For me, when you’re talking about cities, I’m very optimistic, very optimistic. We can talk about the pushback from those rural communities, from all those other places, politically speaking, but I saw, during this election, cities going, hey, we need to make a smart choice, not just politically, but medically, economically, in terms of business, in terms of transportation, in terms of education, cities are just getting smarter, and that’s why I’m optimistic.

Kevin Delaney:

Great. All right, Anthony, maybe you can close this out here, how hopeful are you that America seizes this moment to make the changes we need in terms of how we inhabit and get around cities, and what do you think is the top of the list?

Anthony Townsend:

Yeah, I just want to build on what Andre said. I think cities are really… The successes that they’re having are built on faith in science and technology, as a way of working towards a better future. It’s not perfect by any means, they still have a lot of problems, and sometimes science and technology get misused. But in general, they believe that that’s a foundation for building a better future. My hope is that we’re going to come out of this seeing that the worlds and particularly the US capability in bio science, and life science is really almost the pinnacle of what we’ve been doing for the last 20 years with computing and information technology, and that is a really good thing for cities. Because to do that, well, you need big hospitals and big teaching hospitals and universities, you need large populations to present the problems and to work on them and work on the cures, and it’s an inherently urban activity, and it could power the growth of cities like New York for a couple of generations to come.

Kevin Delaney:

Great. Okay. Well, we’re going to end on that. You all are actually relatively optimistic about cities, and I think what history has shown us, what all the research has shown us is that cities are engines of opportunity, of change, of forward movement. Actually, Anthony, as you’re saying of health, despite the obvious issues of density around this pandemic, and that it’s in all of our interest to make them better, essentially.

Kevin Delaney:

I hope that we have an opportunity to revisit this discussion, it was great.

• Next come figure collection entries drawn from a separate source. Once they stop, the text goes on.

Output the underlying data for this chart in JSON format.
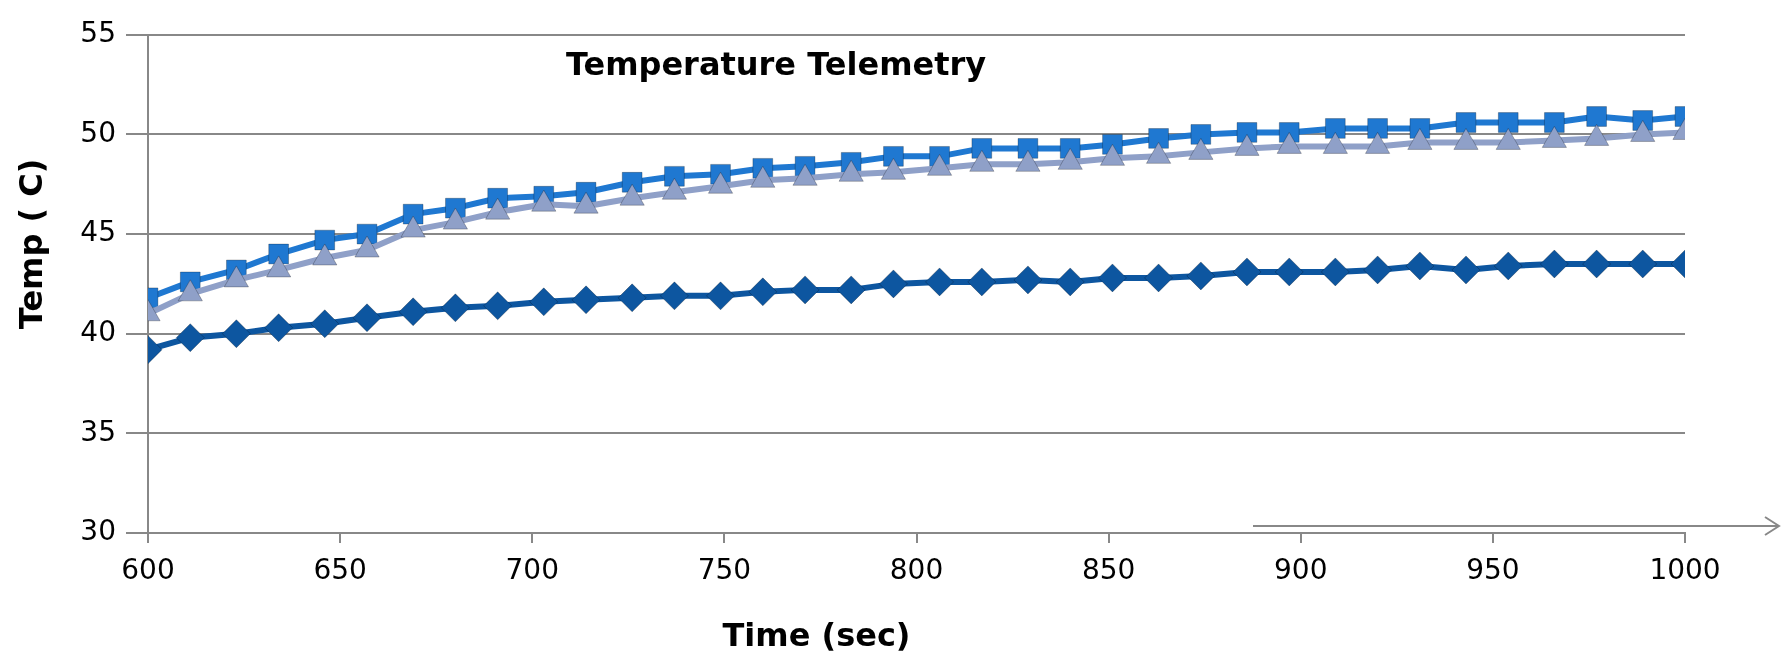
{
  "chart_data": {
    "type": "line",
    "title": "Temperature Telemetry",
    "xlabel": "Time (sec)",
    "ylabel": "Temp ( C)",
    "x": [
      600,
      611,
      623,
      634,
      646,
      657,
      669,
      680,
      691,
      703,
      714,
      726,
      737,
      749,
      760,
      771,
      783,
      794,
      806,
      817,
      829,
      840,
      851,
      863,
      874,
      886,
      897,
      909,
      920,
      931,
      943,
      954,
      966,
      977,
      989,
      1000
    ],
    "series": [
      {
        "color": "#1f78d1",
        "marker": "square",
        "values": [
          41.8,
          42.6,
          43.2,
          44.0,
          44.7,
          45.0,
          46.0,
          46.3,
          46.8,
          46.9,
          47.1,
          47.6,
          47.9,
          48.0,
          48.3,
          48.4,
          48.6,
          48.9,
          48.9,
          49.3,
          49.3,
          49.3,
          49.5,
          49.8,
          50.0,
          50.1,
          50.1,
          50.3,
          50.3,
          50.3,
          50.6,
          50.6,
          50.6,
          50.9,
          50.7,
          50.9
        ]
      },
      {
        "color": "#8fa0c8",
        "marker": "triangle",
        "values": [
          41.0,
          42.0,
          42.7,
          43.2,
          43.8,
          44.2,
          45.2,
          45.6,
          46.1,
          46.5,
          46.4,
          46.8,
          47.1,
          47.4,
          47.7,
          47.8,
          48.0,
          48.1,
          48.3,
          48.5,
          48.5,
          48.6,
          48.8,
          48.9,
          49.1,
          49.3,
          49.4,
          49.4,
          49.4,
          49.6,
          49.6,
          49.6,
          49.7,
          49.8,
          50.0,
          50.1
        ]
      },
      {
        "color": "#0d56a0",
        "marker": "diamond",
        "values": [
          39.2,
          39.8,
          40.0,
          40.3,
          40.5,
          40.8,
          41.1,
          41.3,
          41.4,
          41.6,
          41.7,
          41.8,
          41.9,
          41.9,
          42.1,
          42.2,
          42.2,
          42.5,
          42.6,
          42.6,
          42.7,
          42.6,
          42.8,
          42.8,
          42.9,
          43.1,
          43.1,
          43.1,
          43.2,
          43.4,
          43.2,
          43.4,
          43.5,
          43.5,
          43.5,
          43.5
        ]
      }
    ],
    "xlim": [
      600,
      1000
    ],
    "xticks": [
      600,
      650,
      700,
      750,
      800,
      850,
      900,
      950,
      1000
    ],
    "ylim": [
      30,
      55
    ],
    "yticks": [
      30,
      35,
      40,
      45,
      50,
      55
    ],
    "grid": "y",
    "legend": false,
    "line_style": "solid"
  }
}
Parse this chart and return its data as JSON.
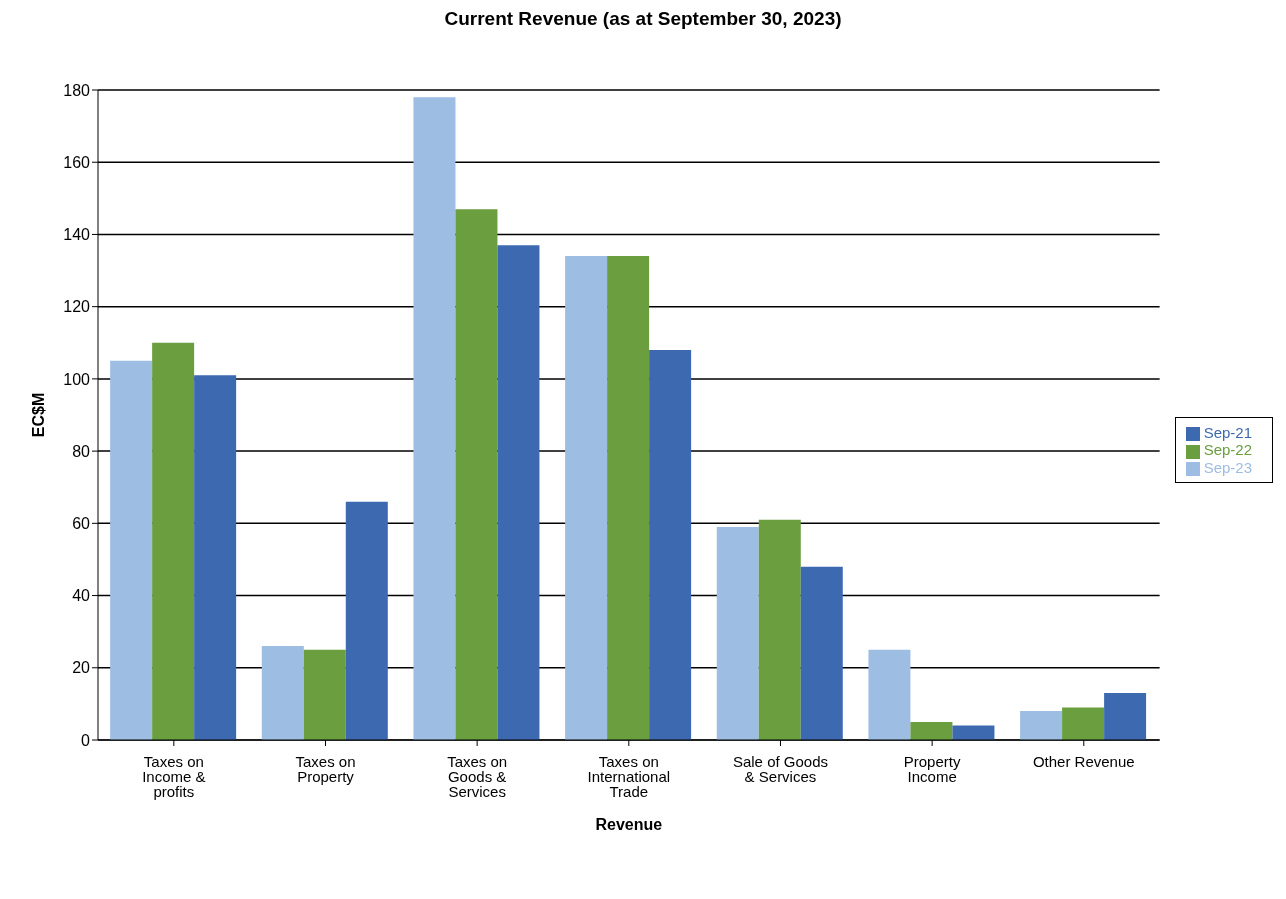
{
  "chart_data": {
    "type": "bar",
    "title": "Current Revenue (as at September 30, 2023)",
    "xlabel": "Revenue",
    "ylabel": "EC$M",
    "categories": [
      "Taxes on Income & profits",
      "Taxes on Property",
      "Taxes on Goods & Services",
      "Taxes on International Trade",
      "Sale of Goods & Services",
      "Property Income",
      "Other Revenue"
    ],
    "series": [
      {
        "name": "Sep-23",
        "color": "#9dbde3",
        "values": [
          105,
          26,
          178,
          134,
          59,
          25,
          8
        ]
      },
      {
        "name": "Sep-22",
        "color": "#6a9e3f",
        "values": [
          110,
          25,
          147,
          134,
          61,
          5,
          9
        ]
      },
      {
        "name": "Sep-21",
        "color": "#3d69b0",
        "values": [
          101,
          66,
          137,
          108,
          48,
          4,
          13
        ]
      }
    ],
    "ylim": [
      0,
      180
    ],
    "yticks": [
      0,
      20,
      40,
      60,
      80,
      100,
      120,
      140,
      160,
      180
    ],
    "grid": "y",
    "legend": "right"
  }
}
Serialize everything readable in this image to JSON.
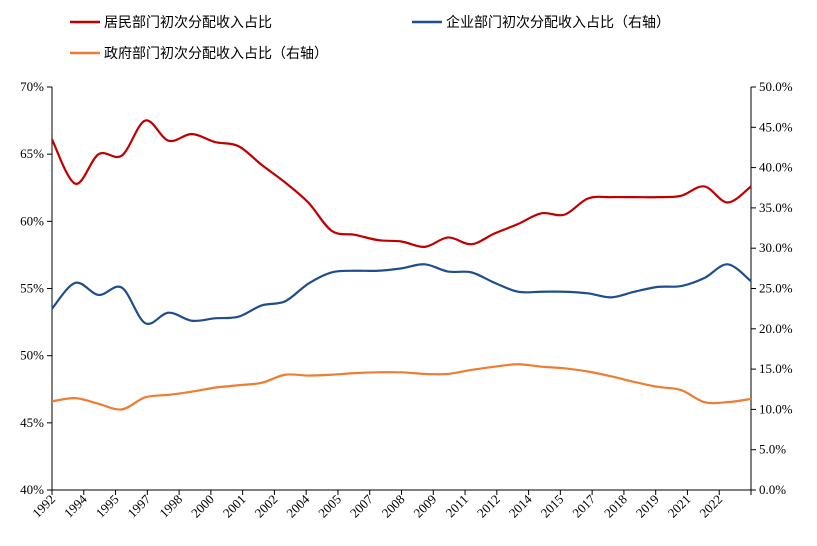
{
  "chart_data": {
    "type": "line",
    "legend_placement": "top",
    "grid": false,
    "x_tick_labels": [
      "1992",
      "1994",
      "1995",
      "1997",
      "1998",
      "2000",
      "2001",
      "2002",
      "2004",
      "2005",
      "2007",
      "2008",
      "2009",
      "2011",
      "2012",
      "2014",
      "2015",
      "2017",
      "2018",
      "2019",
      "2021",
      "2022"
    ],
    "y_left": {
      "ylim": [
        40,
        70
      ],
      "ticks": [
        "40%",
        "45%",
        "50%",
        "55%",
        "60%",
        "65%",
        "70%"
      ]
    },
    "y_right": {
      "ylim": [
        0,
        50
      ],
      "ticks": [
        "0.0%",
        "5.0%",
        "10.0%",
        "15.0%",
        "20.0%",
        "25.0%",
        "30.0%",
        "35.0%",
        "40.0%",
        "45.0%",
        "50.0%"
      ]
    },
    "x": [
      1992,
      1993,
      1994,
      1995,
      1996,
      1997,
      1998,
      1999,
      2000,
      2001,
      2002,
      2003,
      2004,
      2005,
      2006,
      2007,
      2008,
      2009,
      2010,
      2011,
      2012,
      2013,
      2014,
      2015,
      2016,
      2017,
      2018,
      2019,
      2020,
      2021,
      2022
    ],
    "series": [
      {
        "name": "居民部门初次分配收入占比",
        "axis": "left",
        "color": "#C00000",
        "values": [
          66.1,
          62.8,
          65.0,
          64.9,
          67.5,
          66.0,
          66.5,
          65.9,
          65.6,
          64.2,
          62.9,
          61.4,
          59.3,
          59.0,
          58.6,
          58.5,
          58.1,
          58.8,
          58.3,
          59.1,
          59.8,
          60.6,
          60.5,
          61.7,
          61.8,
          61.8,
          61.8,
          61.9,
          62.6,
          61.4,
          62.6
        ]
      },
      {
        "name": "企业部门初次分配收入占比（右轴）",
        "axis": "right",
        "color": "#1F4E8C",
        "values": [
          22.5,
          25.7,
          24.2,
          25.1,
          20.7,
          22.0,
          21.0,
          21.3,
          21.5,
          22.9,
          23.4,
          25.6,
          27.0,
          27.2,
          27.2,
          27.5,
          28.0,
          27.1,
          27.0,
          25.7,
          24.6,
          24.6,
          24.6,
          24.4,
          23.9,
          24.6,
          25.2,
          25.3,
          26.3,
          28.0,
          25.9
        ]
      },
      {
        "name": "政府部门初次分配收入占比（右轴）",
        "axis": "right",
        "color": "#ED7D31",
        "values": [
          11.0,
          11.4,
          10.7,
          10.0,
          11.5,
          11.8,
          12.2,
          12.7,
          13.0,
          13.3,
          14.3,
          14.2,
          14.3,
          14.5,
          14.6,
          14.6,
          14.4,
          14.4,
          14.9,
          15.3,
          15.6,
          15.3,
          15.1,
          14.7,
          14.1,
          13.4,
          12.8,
          12.4,
          10.9,
          10.9,
          11.3
        ]
      }
    ]
  }
}
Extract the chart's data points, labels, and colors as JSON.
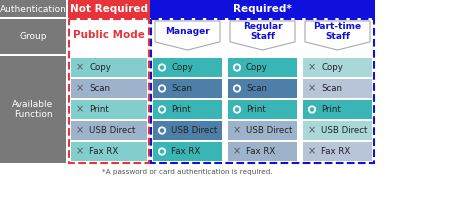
{
  "fig_w": 4.5,
  "fig_h": 2.12,
  "dpi": 100,
  "bg": "#ffffff",
  "gray": "#797979",
  "gray_line": "#aaaaaa",
  "red": "#e8333a",
  "blue": "#1010dd",
  "white": "#ffffff",
  "dark_text": "#333333",
  "left_labels": [
    "Authentication",
    "Group",
    "Available\nFunction"
  ],
  "not_req_header": "Not Required",
  "req_header": "Required*",
  "public_mode": "Public Mode",
  "group_labels": [
    "Manager",
    "Regular\nStaff",
    "Part-time\nStaff"
  ],
  "functions": [
    "Copy",
    "Scan",
    "Print",
    "USB Direct",
    "Fax RX"
  ],
  "col_colors_0": [
    "#82cece",
    "#9db3cc",
    "#82cece",
    "#9db3cc",
    "#82cece"
  ],
  "col_access_0": [
    false,
    false,
    false,
    false,
    false
  ],
  "col_colors_1": [
    "#3ab5b5",
    "#4d7fa8",
    "#3ab5b5",
    "#4d7fa8",
    "#3ab5b5"
  ],
  "col_access_1": [
    true,
    true,
    true,
    true,
    true
  ],
  "col_colors_2": [
    "#3ab5b5",
    "#4d7fa8",
    "#3ab5b5",
    "#9db3cc",
    "#9db3cc"
  ],
  "col_access_2": [
    true,
    true,
    true,
    false,
    false
  ],
  "col_colors_3": [
    "#aad8d8",
    "#b8c4d8",
    "#3ab5b5",
    "#aad8d8",
    "#b8c4d8"
  ],
  "col_access_3": [
    false,
    false,
    true,
    false,
    false
  ],
  "footnote": "*A password or card authentication is required."
}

I feel like I have a better sense of what we’ve just went through there. It was pretty head spinning, and what’s coming ahead from hearing you all talk. So, thank you. We’ve had Britt Zaffir, She’s the CEO of Kin. We have Andre Perry, and Anthony Townsend, they both have books, which everyone should buy and read, which I’m sure are available any place that you want to find books. I want to thank Urban-X for teeing up this discussion, Miriam and Micah and their colleagues, and thank you all for joining us today as we wade through the future of urban tech, and all of us. Thank you.